How about the following:

1. Pick a diagonal matrix $\Lambda$ with integer diagonal entries. The eigenvalues will be multiples of these.
2. Pick a matrix $V$ with integer entries so that $V$ is invertible, $\det(V)\neq 0$.
3. Form $A=\det(V)V\Lambda V^{-1}$.

$A$ is guaranteed to have integer entries. One formula for the inverse of $V$ is $V^{-1}=\frac{1}{\det(V)}\mathrm{adj}(V)$ where $\mathrm{adj}(V)$ is the adjugate of $V$. The adjugate has integer entries since the entries are determinants of minors of $V$.

The eigenvalues of $A$ are the diagonal entries of $\Lambda$ scaled by $\det(V)$. Note that you can always pick $V$ to have a unit determinant. For example, choose $V$ as upper Hessenberg with 1's on the first subdiagonal. Then the upper right corner entry can be used to control the determinant and ensure it is $\pm 1$ (or any other desired value).

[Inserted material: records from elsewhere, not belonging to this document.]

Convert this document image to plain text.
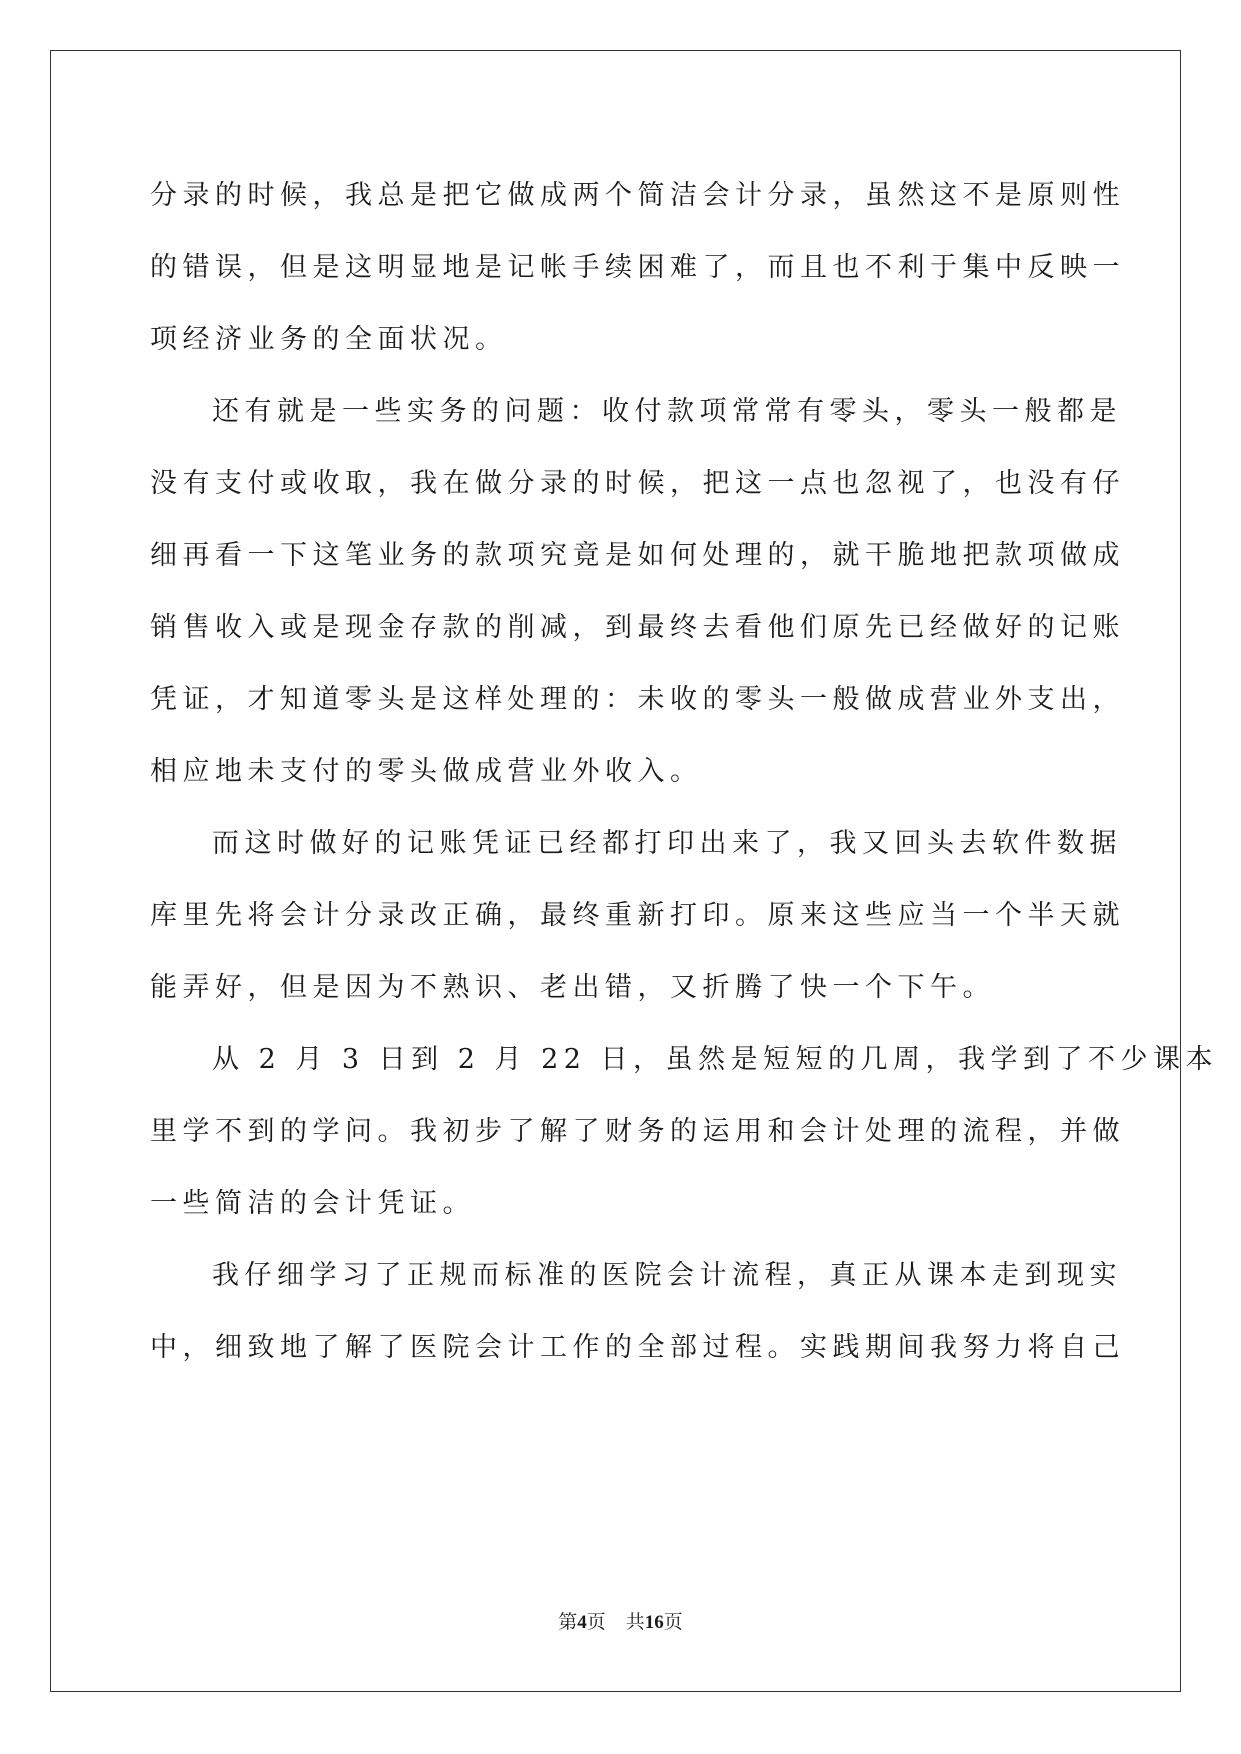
分录的时候，我总是把它做成两个简洁会计分录，虽然这不是原则性

的错误，但是这明显地是记帐手续困难了，而且也不利于集中反映一

项经济业务的全面状况。

还有就是一些实务的问题：收付款项常常有零头，零头一般都是

没有支付或收取，我在做分录的时候，把这一点也忽视了，也没有仔

细再看一下这笔业务的款项究竟是如何处理的，就干脆地把款项做成

销售收入或是现金存款的削减，到最终去看他们原先已经做好的记账

凭证，才知道零头是这样处理的：未收的零头一般做成营业外支出，

相应地未支付的零头做成营业外收入。

而这时做好的记账凭证已经都打印出来了，我又回头去软件数据

库里先将会计分录改正确，最终重新打印。原来这些应当一个半天就

能弄好，但是因为不熟识、老出错，又折腾了快一个下午。

从 2 月 3 日到 2 月 22 日，虽然是短短的几周，我学到了不少课本

里学不到的学问。我初步了解了财务的运用和会计处理的流程，并做

一些简洁的会计凭证。

我仔细学习了正规而标准的医院会计流程，真正从课本走到现实

中，细致地了解了医院会计工作的全部过程。实践期间我努力将自己

第4页 共16页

As an example, take $\Lambda=\left[\begin{array}{ccc}17&0&0\\0&-2&0\\0&0&3\end{array}\right]$ and $V=\left[\begin{array}{ccc}2&3&x\\1&-1&5\\0&1&1\end{array}\right]$. Then $\det(V)=-15+x$ so we can choose $x=16$ to get $\det(V)=1$. The result is $A=\left[\begin{array}{ccc}-150&334&778\\-89&195&464\\5&-10&-27\end{array}\right]$.